We were at a huge Optional Invitational meet and in the same rotation with one other team. We were starting the meet out on beam. Our three Level 8 girls were last in the rotation and were already warmed up. Five girls from the other team had already gone and scores were running about average.
The next girl stepped up, saluted the judges and prepared to start her mount. She was doing a running approach toward the end of the beam and had been warming up a step-on mount.
She started her run aggressively but on her last step and she accidentally stubbed her toe into the board. She tripped on the board and stumbled, falling hard and hit her face right on the end of the beam.
She got up off the board and apparently decided that she couldn’t repeat her mount and got immediately up on the beam to finish her routine. She was on the verge of tears and very shaky.
What followed was one of the worst series of falls and errors I have ever seen in a meet.
She went to step into her split leap and partially missed her footing. Her foot slipped off the beam and she straddled the beam and fell on her head again – not hard but enough to shake her up even more.
She fell on her back handspring series, a back tuck and her jump series and wobbled on every skill she didn’t fall on.
She fell on her full turn and got up facing the wrong way. You could see that blank lost look gymnasts get when they have completely forgotten where they are in a routine. Finally she figured it out, turned around and got her routine back on track.

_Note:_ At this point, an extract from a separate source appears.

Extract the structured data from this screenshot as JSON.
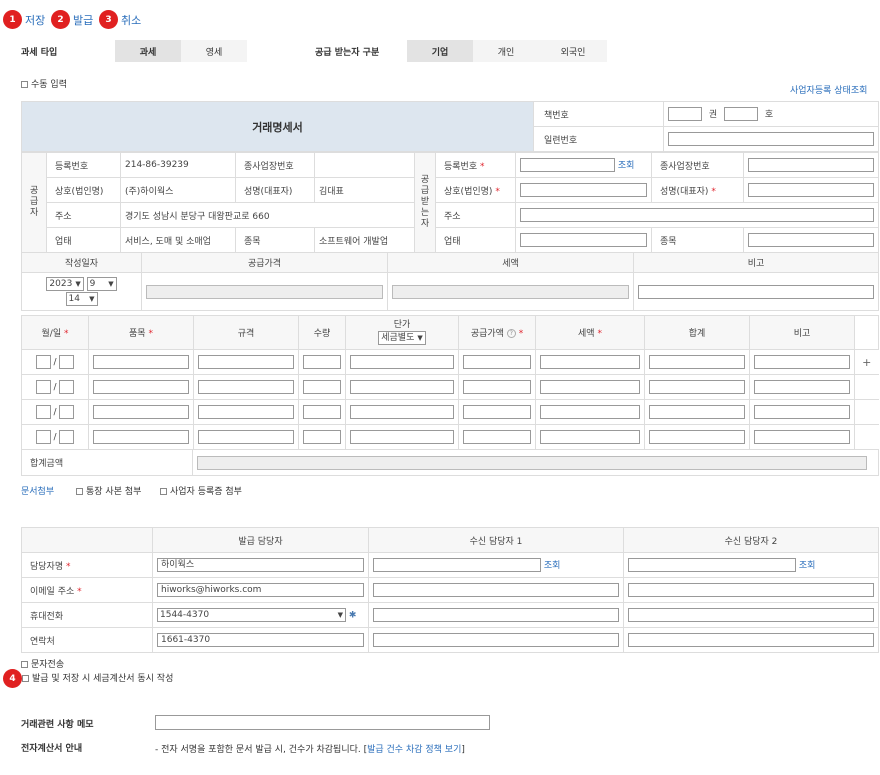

By that time, the bell indicating that time had been called had rung and she was nowhere near done with her routine. She even fell one more time before her dismount, got back up and threw a cartwheel back dismount which was way short on the landing.
She gave a kind of half-hearted salute to the judges and started walked over head down to where her coach and teammates were. We were all sitting by the bleachers where mostly team parents from the other team were sitting to watch the beam routines
The only way the judges were going to give this routine a 3.0 was if they, like everyone else, couldn’t bear to watch the embarrassing display and missed some of the deductions.
In this time of coaches so concerned with how what their gymnasts do makes them look to other coaches, we were all sure that this girl was in for it now and was going to hear about it from her coach. She came walking over with that look in her eye that she knew what was coming.
We have all heard coaches scream at, be sarcastic to and to even refuse to acknowledge gymnasts who had done far less wrong than this girl. What was going to be the coach’s reaction?
She was already punishing herself you could see just from the look on her face. She was embarrassed, hurt, dejected and almost ready to cry. She walked up right in front of her coach and stood with her head hung down.
He took one look at her, put his arm around her and turned to the rest of his team and the parents sitting there.
Fortunately, we were sitting close enough to hear what he said to all of them quietly, “I am more proud of what just happened than any of you can possible imagine. While we have all seen better routines, we have all just seen the kind of courage and bravery that is the true essence and spirit of this sport. Jenny had many chances to quit during that routine, even to never even really start the routine at all. Instead, she demonstrated the qualities that we so admire and are trying to instill in our gymnasts – guts, determination and a resolve to never quit even in the face of tremendous difficulties. No matter what else happens at this meet, we can all consider this a victory to remember.”
You could tell which parents were Jenny’s by the way they sat up, proud now of their daughter that they saw in a new light. Her teammates crowded around her, hugging her and you could just feel the smile coming back onto her face.
One of my girls, with a lump in her throat, turned to the other girls and whispered, “I hope I can grow up to be a coach like that someday.”
“Funny,” I said to myself as I went over to set the board for our gymnasts, “That’s exactly what I was thinking.”